Il est 17 h 30, la nuit commence à tomber. Hassan Bouba présente des signes de nervosité. Les anti-balaka, chasseurs redoutés, excellent dans la préparation d’embuscades, explique un combattant. Au bord de la piste, la végétation est dense et il est aisé de s’y cacher ou de disparaître en quelques secondes dans la nature. Au loin, une moto s’arrête sur le bas-côté : la jeune fille assise à l’arrière descend précipitamment et commence à s’enfoncer dans la forêt. Une demi-seconde suffit pour distinguer son regard affolé. Une fois le pick-up passé, elle remonte en selle. L’UPC «utilise le viol comme arme de guerre», affirme l’ONG Human Rights Watch qui a publié la semaine dernière un rapport sur les violences sexuelles des groupes armés en Centrafrique. Les chefs ont toujours nié, malgré des témoignages de victimes accablants.
L’arrivée au point kilométrique 100 a lieu dans la pénombre. Plus que 20 kilomètres avant Alindao. Les plus dangereux pour les hommes d’Ali Darassa, qui redoutent une attaque anti-balaka aux abords de leur place forte. Le leader de l’UPC a envoyé son escorte personnelle récupérer son conseiller. En attendant l’arrivée des renforts, les guerriers sont allongés sur des nattes et découpent avec leurs poignards de larges portions de bœuf braisé. Les kalachnikovs sont éclairées par la lumière blanche des téléphones portables. De loin, les cigarettes incandescentes ressemblent à des lucioles.
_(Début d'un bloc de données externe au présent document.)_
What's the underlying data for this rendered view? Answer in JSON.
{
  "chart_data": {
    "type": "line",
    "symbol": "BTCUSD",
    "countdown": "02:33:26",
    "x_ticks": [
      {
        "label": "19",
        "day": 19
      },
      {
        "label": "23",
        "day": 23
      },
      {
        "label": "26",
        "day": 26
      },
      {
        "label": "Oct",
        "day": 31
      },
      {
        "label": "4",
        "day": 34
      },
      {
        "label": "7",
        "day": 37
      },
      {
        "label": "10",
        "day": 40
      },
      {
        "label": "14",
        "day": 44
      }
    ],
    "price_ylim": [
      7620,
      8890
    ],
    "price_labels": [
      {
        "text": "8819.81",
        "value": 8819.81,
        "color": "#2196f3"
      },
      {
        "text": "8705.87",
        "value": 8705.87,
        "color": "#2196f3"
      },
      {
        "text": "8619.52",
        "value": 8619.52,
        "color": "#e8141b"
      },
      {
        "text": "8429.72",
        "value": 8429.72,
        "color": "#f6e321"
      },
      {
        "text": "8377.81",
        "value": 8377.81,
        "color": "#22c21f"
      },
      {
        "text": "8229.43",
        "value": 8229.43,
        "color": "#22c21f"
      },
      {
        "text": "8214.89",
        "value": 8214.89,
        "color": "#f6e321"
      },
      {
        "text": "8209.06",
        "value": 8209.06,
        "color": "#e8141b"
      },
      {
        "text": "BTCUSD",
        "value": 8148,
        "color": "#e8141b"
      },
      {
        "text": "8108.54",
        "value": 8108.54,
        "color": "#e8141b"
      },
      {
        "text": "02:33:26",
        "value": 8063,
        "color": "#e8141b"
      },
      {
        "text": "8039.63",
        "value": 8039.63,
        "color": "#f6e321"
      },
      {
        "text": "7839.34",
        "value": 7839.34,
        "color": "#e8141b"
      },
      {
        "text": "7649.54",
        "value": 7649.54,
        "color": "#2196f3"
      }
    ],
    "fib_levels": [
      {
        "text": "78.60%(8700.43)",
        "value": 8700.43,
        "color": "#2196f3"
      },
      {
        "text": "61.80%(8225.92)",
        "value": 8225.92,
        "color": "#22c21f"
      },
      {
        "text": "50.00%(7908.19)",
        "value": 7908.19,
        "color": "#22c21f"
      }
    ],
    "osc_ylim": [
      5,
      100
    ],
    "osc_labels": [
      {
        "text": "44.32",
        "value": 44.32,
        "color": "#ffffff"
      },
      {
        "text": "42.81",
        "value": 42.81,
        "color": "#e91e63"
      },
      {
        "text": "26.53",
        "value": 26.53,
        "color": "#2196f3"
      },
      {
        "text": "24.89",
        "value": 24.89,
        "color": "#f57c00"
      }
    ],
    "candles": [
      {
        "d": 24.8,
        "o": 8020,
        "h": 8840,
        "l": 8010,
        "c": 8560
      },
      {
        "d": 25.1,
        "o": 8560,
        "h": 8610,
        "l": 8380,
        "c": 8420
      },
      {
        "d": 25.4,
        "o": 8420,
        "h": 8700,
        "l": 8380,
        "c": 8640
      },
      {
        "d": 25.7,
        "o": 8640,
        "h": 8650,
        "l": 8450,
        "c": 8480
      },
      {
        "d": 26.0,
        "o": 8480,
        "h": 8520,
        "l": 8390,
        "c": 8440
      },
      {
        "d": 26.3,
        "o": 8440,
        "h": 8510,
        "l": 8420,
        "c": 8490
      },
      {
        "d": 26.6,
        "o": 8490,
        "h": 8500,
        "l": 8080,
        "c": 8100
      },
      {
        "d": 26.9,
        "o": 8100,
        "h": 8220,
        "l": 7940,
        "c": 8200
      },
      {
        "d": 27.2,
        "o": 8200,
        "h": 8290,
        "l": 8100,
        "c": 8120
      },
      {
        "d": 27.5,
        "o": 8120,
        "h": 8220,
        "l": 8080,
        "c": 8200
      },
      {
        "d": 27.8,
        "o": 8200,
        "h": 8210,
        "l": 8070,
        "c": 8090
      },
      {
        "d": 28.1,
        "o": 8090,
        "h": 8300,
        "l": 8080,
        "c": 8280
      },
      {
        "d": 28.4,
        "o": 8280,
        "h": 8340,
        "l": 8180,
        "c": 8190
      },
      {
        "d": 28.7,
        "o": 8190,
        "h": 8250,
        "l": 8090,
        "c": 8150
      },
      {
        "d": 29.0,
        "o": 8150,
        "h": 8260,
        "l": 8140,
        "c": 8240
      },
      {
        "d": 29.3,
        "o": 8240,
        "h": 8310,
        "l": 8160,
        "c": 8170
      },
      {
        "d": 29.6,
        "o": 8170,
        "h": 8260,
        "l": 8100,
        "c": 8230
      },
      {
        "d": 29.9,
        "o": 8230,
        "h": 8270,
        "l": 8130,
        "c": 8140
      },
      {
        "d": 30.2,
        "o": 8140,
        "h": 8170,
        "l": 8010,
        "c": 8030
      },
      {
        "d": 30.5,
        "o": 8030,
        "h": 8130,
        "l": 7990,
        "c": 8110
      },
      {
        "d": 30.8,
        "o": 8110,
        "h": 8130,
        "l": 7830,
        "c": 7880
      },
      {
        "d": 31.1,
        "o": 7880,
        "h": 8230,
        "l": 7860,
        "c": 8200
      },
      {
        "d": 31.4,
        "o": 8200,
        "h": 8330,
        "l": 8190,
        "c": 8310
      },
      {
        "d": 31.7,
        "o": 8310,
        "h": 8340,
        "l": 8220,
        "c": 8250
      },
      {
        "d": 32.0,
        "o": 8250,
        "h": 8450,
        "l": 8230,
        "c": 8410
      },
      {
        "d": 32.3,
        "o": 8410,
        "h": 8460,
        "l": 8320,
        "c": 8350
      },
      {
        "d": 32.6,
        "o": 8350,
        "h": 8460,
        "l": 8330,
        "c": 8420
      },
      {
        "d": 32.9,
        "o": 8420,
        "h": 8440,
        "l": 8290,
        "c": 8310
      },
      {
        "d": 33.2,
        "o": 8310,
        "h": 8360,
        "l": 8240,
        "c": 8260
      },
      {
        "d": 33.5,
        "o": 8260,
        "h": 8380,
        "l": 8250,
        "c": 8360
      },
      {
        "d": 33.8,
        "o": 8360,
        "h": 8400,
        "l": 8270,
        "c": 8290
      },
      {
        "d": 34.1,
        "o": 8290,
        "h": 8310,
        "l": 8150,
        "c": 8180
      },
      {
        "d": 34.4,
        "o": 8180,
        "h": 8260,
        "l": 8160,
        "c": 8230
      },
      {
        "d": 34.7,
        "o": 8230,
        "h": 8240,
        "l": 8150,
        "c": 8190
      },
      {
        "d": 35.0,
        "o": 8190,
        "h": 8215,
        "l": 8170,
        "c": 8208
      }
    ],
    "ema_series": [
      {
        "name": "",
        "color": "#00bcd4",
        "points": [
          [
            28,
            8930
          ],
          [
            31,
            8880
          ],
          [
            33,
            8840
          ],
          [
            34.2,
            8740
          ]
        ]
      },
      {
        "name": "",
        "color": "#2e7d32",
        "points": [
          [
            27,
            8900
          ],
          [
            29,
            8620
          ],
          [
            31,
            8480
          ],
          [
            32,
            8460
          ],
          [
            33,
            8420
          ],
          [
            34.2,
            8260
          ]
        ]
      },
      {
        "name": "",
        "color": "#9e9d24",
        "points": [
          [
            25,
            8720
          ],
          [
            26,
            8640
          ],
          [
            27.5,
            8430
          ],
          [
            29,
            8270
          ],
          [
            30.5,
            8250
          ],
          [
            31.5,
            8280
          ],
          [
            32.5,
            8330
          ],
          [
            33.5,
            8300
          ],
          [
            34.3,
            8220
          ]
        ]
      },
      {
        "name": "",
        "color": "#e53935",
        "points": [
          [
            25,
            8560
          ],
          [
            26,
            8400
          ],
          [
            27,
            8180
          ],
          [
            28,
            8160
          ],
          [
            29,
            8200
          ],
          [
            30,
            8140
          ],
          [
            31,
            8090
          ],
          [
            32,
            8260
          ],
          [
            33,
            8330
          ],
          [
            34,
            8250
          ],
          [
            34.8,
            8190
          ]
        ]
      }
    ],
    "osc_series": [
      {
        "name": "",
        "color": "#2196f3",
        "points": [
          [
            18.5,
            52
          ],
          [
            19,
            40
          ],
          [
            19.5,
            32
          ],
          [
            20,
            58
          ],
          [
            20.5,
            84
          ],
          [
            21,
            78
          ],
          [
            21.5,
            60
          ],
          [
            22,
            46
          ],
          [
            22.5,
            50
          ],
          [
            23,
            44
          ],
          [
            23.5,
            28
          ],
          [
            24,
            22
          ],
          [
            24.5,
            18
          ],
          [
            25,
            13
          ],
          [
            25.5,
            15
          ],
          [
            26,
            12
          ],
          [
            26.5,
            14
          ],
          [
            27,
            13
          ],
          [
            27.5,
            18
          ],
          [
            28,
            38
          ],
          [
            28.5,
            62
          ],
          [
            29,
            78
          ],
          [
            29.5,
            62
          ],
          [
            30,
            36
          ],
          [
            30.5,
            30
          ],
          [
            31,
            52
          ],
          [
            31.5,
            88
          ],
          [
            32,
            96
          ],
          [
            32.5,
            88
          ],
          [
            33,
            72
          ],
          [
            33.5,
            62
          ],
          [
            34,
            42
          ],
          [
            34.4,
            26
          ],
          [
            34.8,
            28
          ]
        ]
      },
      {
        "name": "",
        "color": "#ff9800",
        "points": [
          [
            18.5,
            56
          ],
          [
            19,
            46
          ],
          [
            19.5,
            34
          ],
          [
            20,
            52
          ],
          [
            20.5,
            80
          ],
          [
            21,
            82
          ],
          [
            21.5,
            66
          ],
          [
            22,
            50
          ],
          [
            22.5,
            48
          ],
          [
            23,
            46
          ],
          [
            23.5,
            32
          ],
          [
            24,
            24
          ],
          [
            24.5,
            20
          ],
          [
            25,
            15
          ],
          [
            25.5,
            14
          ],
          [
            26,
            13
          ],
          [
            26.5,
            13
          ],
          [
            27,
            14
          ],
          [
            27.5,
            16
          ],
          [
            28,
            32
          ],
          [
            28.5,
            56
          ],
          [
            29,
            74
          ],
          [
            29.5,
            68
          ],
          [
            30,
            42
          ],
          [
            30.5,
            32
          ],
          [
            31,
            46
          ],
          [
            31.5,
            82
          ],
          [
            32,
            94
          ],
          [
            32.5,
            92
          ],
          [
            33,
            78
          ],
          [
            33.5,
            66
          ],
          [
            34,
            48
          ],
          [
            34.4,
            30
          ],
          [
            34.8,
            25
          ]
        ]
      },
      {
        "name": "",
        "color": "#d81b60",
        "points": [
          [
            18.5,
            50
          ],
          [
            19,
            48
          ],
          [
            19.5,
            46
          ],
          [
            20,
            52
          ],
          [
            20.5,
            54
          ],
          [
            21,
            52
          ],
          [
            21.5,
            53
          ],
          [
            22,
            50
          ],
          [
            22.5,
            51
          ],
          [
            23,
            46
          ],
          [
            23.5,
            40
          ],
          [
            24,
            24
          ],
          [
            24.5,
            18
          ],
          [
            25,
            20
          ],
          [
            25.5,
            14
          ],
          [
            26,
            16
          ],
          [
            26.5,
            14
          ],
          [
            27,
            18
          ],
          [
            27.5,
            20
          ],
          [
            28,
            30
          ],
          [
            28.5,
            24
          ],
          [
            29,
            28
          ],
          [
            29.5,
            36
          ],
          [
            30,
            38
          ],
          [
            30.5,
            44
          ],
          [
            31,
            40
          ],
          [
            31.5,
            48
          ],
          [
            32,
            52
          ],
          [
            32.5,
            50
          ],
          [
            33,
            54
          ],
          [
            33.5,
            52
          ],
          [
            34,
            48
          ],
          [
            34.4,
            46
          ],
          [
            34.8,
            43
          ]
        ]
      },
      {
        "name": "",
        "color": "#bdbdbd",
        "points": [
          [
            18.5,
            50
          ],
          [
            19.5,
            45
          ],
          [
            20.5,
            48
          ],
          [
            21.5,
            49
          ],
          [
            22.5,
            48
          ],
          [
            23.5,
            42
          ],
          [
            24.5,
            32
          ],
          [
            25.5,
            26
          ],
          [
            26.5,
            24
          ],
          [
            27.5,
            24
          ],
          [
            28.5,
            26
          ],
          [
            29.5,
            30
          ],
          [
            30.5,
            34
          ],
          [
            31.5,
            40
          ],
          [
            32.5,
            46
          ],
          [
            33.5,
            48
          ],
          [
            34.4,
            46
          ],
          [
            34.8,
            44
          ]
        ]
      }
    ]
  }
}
Soudain, le véhicule attendu surgit dans un rugissement de moteur, une grappe de combattants en descend. A l’arrière, 16 rebelles de l’UPC sont massés autour de la mitrailleuse 12.7 mm. Au total, 22 passagers reprennent la route pour Alindao. La forêt est désormais plus dense, les mares de boue peuvent faire plus d’un mètre de profondeur, et les crevasses envoient valdinguer le pick-up contre les rebords de la piste. Comment aucun combattant n’est éjecté du 4 × 4 est un mystère. A plusieurs reprises, le puissant Land Cruiser de l’UPC s’embourbe ou bascule, il faut alors sortir Hassan Bouba et les passagers de la cabine par la fenêtre. A chaque obstacle, les hommes en treillis s’acharnent à faire repartir le véhicule le plus vite possible. Même pour les combattants aguerris de l’UPC, rester coincé dans la jungle en pleine zone ennemie est une perspective peu engageante.
Km 120 : poulet grillé
Un Casque bleu mauritanien aux traits creusés apparaît brusquement dans la lumière des phares. Il appartient à un détachement chargé d’escorter un convoi de ravitaillement de la Minusca. Leurs camions sont immobilisés dans la boue, les militaires de l’ONU vont devoir dormir sur place. Ils sont parfois eux-mêmes attaqués, car accusés de «parti pris», ou simplement visés par des pillards. Doubler les poids lourds et les blindés des Nations unies demande de se frayer une voie au milieu des arbres pour contourner la colonne.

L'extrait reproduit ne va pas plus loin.